Skillet Tuna Casserole

Skillet Tuna Noodle Casserole
recipe courtesy Eating Well Magazine

8 ounces whole-wheat egg noodles
1 tablespoon extra-virgin olive oil
1 medium onion, finely chopped
8 ounces mushrooms, sliced
1/2 teaspoon salt
1/2 cup dry white wine
6 tablespoons all-purpose flour
3 cups nonfat milk
1/2 teaspoon freshly ground pepper
12 ounces canned chunk light tuna (see Tip), drained
1 cup frozen peas, thawed
1 cup finely grated Parmesan cheese, divided
1/2 cup coarse dry whole-wheat breadcrumbs (see Tip)

1. Bring a large pot of water to a boil. Cook noodles until just tender, 6 to 8 minutes or according to package directions. Drain and rinse.
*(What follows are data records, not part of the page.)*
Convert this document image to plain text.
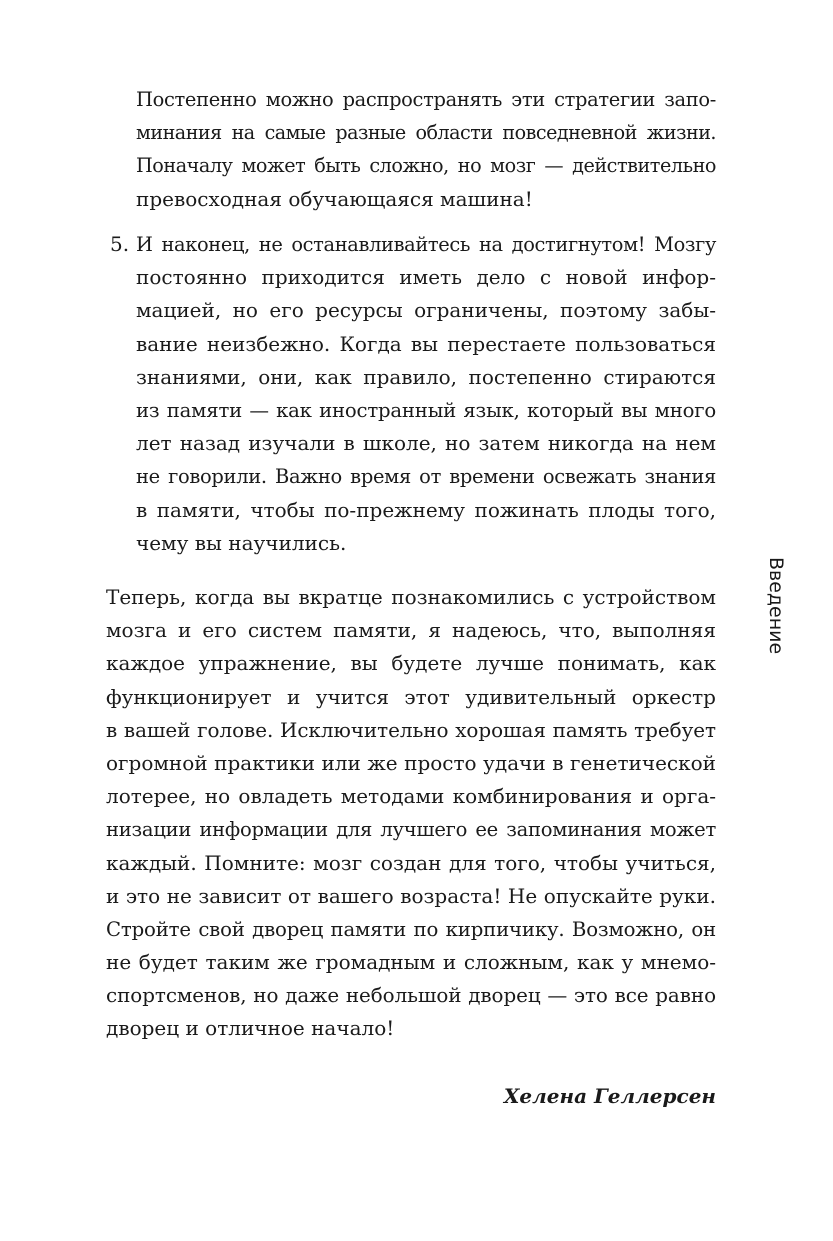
Постепенно можно распространять эти стратегии запо-
минания на самые разные области повседневной жизни.
Поначалу может быть сложно, но мозг — действительно
превосходная обучающаяся машина!
5. И наконец, не останавливайтесь на достигнутом! Мозгу
постоянно приходится иметь дело с новой инфор-
мацией, но его ресурсы ограничены, поэтому забы-
вание неизбежно. Когда вы перестаете пользоваться
знаниями, они, как правило, постепенно стираются
из памяти — как иностранный язык, который вы много
лет назад изучали в школе, но затем никогда на нем
не говорили. Важно время от времени освежать знания
в памяти, чтобы по-прежнему пожинать плоды того,
чему вы научились.
Теперь, когда вы вкратце познакомились с устройством
мозга и его систем памяти, я надеюсь, что, выполняя
каждое упражнение, вы будете лучше понимать, как
функционирует и учится этот удивительный оркестр
в вашей голове. Исключительно хорошая память требует
огромной практики или же просто удачи в генетической
лотерее, но овладеть методами комбинирования и орга-
низации информации для лучшего ее запоминания может
каждый. Помните: мозг создан для того, чтобы учиться,
и это не зависит от вашего возраста! Не опускайте руки.
Стройте свой дворец памяти по кирпичику. Возможно, он
не будет таким же громадным и сложным, как у мнемо-
спортсменов, но даже небольшой дворец — это все равно
дворец и отличное начало!
Хелена Геллерсен
Введение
2. Position rack in upper third of oven and preheat broiler.

3. Meanwhile, heat oil in a large ovenproof skillet over medium-high heat. Add onion, mushrooms and salt and cook, stirring often, until the onion is softened but not browned, about 5 minutes. Add wine and cook until evaporated, 4 to 5 minutes. Sprinkle flour over the vegetables; stir to coat. Add milk and pepper and bring to a simmer, stirring constantly. Stir in tuna, peas and 1/2 cup Parmesan until evenly incorporated. Then, stir in the noodles (the pan will be very full). Remove from the heat.
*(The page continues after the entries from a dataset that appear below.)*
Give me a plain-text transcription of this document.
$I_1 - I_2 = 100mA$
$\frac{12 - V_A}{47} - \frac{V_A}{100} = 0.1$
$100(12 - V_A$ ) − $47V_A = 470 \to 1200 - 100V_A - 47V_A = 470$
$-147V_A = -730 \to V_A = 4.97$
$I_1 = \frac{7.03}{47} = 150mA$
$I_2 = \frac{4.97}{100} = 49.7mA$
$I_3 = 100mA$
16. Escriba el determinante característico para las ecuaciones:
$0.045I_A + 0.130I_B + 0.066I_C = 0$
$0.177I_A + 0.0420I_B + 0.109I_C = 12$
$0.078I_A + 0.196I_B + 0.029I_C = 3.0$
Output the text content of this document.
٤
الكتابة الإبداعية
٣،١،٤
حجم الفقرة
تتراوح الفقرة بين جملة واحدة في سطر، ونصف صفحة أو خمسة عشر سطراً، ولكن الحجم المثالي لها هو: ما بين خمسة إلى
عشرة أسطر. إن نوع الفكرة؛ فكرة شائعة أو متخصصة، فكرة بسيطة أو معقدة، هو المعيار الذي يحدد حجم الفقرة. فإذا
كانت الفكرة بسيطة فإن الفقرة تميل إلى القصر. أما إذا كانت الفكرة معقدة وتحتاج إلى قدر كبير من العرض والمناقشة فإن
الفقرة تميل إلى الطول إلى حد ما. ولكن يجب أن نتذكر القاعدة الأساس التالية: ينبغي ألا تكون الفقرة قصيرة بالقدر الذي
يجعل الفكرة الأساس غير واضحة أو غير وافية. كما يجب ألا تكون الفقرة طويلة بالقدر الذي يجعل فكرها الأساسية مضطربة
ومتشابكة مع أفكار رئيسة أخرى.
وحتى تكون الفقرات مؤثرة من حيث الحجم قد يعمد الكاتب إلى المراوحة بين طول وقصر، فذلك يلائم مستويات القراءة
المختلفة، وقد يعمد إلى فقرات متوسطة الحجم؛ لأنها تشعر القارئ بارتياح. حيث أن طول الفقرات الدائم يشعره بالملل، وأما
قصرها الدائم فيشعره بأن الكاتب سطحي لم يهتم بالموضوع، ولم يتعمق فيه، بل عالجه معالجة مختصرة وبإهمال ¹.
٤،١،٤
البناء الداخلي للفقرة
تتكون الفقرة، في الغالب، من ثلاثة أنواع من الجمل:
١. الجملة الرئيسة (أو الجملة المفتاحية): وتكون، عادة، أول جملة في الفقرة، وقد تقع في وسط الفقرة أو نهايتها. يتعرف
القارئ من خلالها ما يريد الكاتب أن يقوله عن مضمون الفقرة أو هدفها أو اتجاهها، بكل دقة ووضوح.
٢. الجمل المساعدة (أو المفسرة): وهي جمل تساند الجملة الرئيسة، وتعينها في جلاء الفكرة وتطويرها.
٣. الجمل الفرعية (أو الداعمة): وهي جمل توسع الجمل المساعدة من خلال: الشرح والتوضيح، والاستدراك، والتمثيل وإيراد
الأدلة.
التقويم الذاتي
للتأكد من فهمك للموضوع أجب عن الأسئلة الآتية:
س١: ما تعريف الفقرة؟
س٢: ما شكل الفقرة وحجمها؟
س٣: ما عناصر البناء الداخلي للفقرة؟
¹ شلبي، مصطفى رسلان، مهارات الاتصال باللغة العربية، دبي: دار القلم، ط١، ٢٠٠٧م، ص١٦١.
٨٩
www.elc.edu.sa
4. Sprinkle the casserole with breadcrumbs and the remaining 1/2 cup Parmesan. Broil until bubbly and lightly browned on top, 3 to 4 minutes.

NUTRITION INFORMATION: Per serving: 406 calories; 8 g fat (3 g sat, 3 g mono); 53 mg cholesterol; 47 g carbohydrate; 32 g protein; 5 g fiber; 684 mg sodium; 593 mg potassium.
Nutrition bonus: Calcium (30% daily value), Potassium (17% dv), Iron, Vitamin A & Vitamin C (15% dv), good source of omega-3s. 3 Carbohydrate Servings
Exchanges: 2 1/2 starch, 1/2 nonfat milk, 3 lean meat

TIP: Tips: Chunk light tuna, which comes from the smaller skipjack or yellowfin, has less mercury than canned white albacore tuna. FDA/EPA advice recommends no more than 6 ounces of albacore a week; up to 12 ounces canned light is considered safe.
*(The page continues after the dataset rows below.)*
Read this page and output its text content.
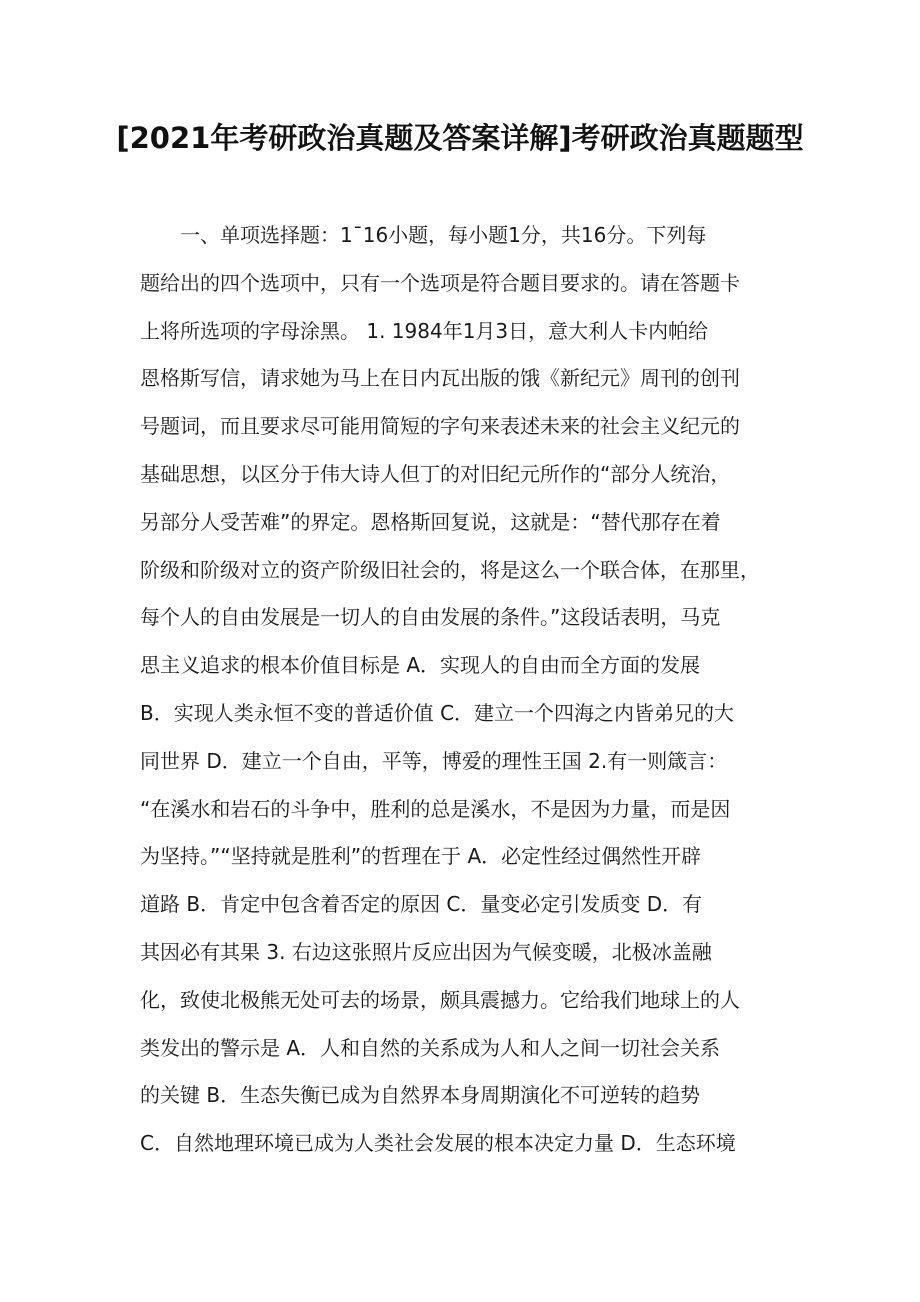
[2021年考研政治真题及答案详解]考研政治真题题型
一、单项选择题：1¯16小题，每小题1分，共16分。下列每
题给出的四个选项中，只有一个选项是符合题目要求的。请在答题卡
上将所选项的字母涂黑。 1. 1984年1月3日，意大利人卡内帕给
恩格斯写信，请求她为马上在日内瓦出版的饿《新纪元》周刊的创刊
号题词，而且要求尽可能用简短的字句来表述未来的社会主义纪元的
基础思想，以区分于伟大诗人但丁的对旧纪元所作的“部分人统治，
另部分人受苦难”的界定。恩格斯回复说，这就是：“替代那存在着
阶级和阶级对立的资产阶级旧社会的，将是这么一个联合体，在那里，
每个人的自由发展是一切人的自由发展的条件。”这段话表明，马克
思主义追求的根本价值目标是 A．实现人的自由而全方面的发展
B．实现人类永恒不变的普适价值 C．建立一个四海之内皆弟兄的大
同世界 D．建立一个自由，平等，博爱的理性王国 2.有一则箴言：
“在溪水和岩石的斗争中，胜利的总是溪水，不是因为力量，而是因
为坚持。”“坚持就是胜利”的哲理在于 A．必定性经过偶然性开辟
道路 B．肯定中包含着否定的原因 C．量变必定引发质变 D．有
其因必有其果 3. 右边这张照片反应出因为气候变暖，北极冰盖融
化，致使北极熊无处可去的场景，颇具震撼力。它给我们地球上的人
类发出的警示是 A．人和自然的关系成为人和人之间一切社会关系
的关键 B．生态失衡已成为自然界本身周期演化不可逆转的趋势
C．自然地理环境已成为人类社会发展的根本决定力量 D．生态环境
To make fresh breadcrumbs, trim crusts from whole-wheat bread. Tear bread into pieces and process in a food processor until coarse crumbs form. One slice of bread makes about 1/2 cup fresh crumbs. For dry breadcrumbs, spread the fresh crumbs on a baking sheet and bake at 250°F until crispy, about 15 minutes. One slice of fresh bread makes about 1/3 cup dry crumbs. Or use prepared coarse dry breadcrumbs. We like Ian’s brand labeled “Panko breadcrumbs.” Find them in the natural-foods section of large supermarkets.

MAKE AHEAD TIP: Prepare through Step 3, spoon into an 8-inch-square glass baking dish, cover with foil and refrigerate for up to 1 day. Sprinkle with breadcrumbs and cheese (Step 4) and bake, covered, at 350ºF for 50 minutes. Uncover and cook until browned and bubbly, about 15 minutes more.